A satisfação dos brasileiros com o Sistema Único de Saúde (SUS) aumentou nove pontos percentuais entre 2022 e 2025, passando de 34% para 45%, segundo a pesquisa “Confiança em Instituições Públicas na América Latina e no Caribe”, divulgada pela Organização para a Cooperação e Desenvolvimento Económico (OCDE). O índice coloca o Brasil acima da média latino-americana, fixada nos 40% em 2025, tornando o SUS o sistema de saúde pública mais bem avaliado da região.
O Presidente Luiz Inácio Lula da Silva destacou os resultados nas redes sociais, sublinhando a retoma de políticas públicas como o programa Farmácia Popular e a criação de novas iniciativas, como o Agora Tem Especialistas. O chefe de Estado afirmou ainda que o actual Governo reforçou o compromisso com a ciência e com a vacinação, afastando discursos negacionistas.
O estudo da OCDE indica igualmente uma melhoria significativa na percepção sobre o acesso e a qualidade dos serviços públicos em geral. Entre 2022 e 2025, a avaliação positiva subiu de 24% para 42%, um aumento de 18 pontos percentuais, posicionando o Brasil 10 pontos acima da média regional. A pesquisa, considerada referência internacional, avaliou cinco pilares da governação pública: integridade, capacidade de resposta, fiabilidade, abertura e equidade.
Para o ministro da Saúde, Alexandre Padilha, os números reflectem a ampliação do acesso aos cuidados de saúde.

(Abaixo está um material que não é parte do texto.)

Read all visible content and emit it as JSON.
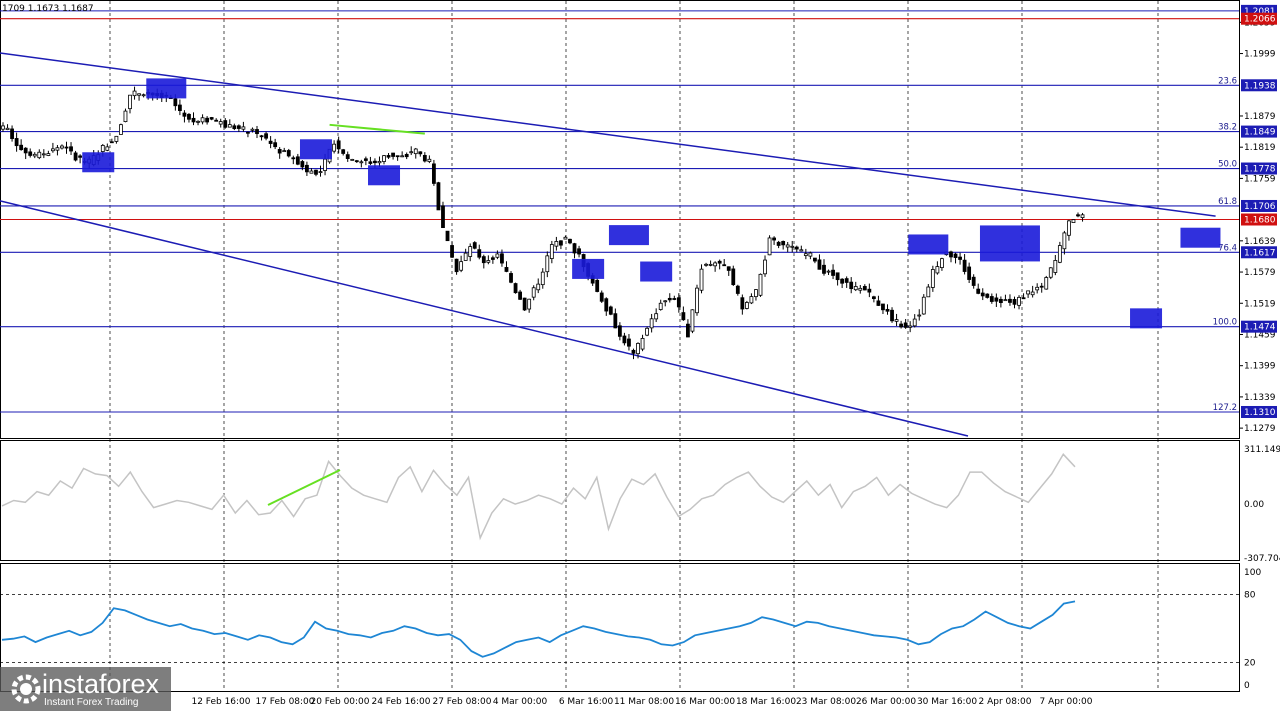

Entre 2022 e 2025, o número de cirurgias electivas aumentou mais de 40%, atingindo 14,7 milhões — o maior registo em 35 anos de SUS. No mesmo período, foram realizados 43,7 milhões de exames e consultas especializadas, além de 4,7 milhões de sessões de quimioterapia em 2025, estabelecendo novos recordes no sistema público de saúde brasileiro.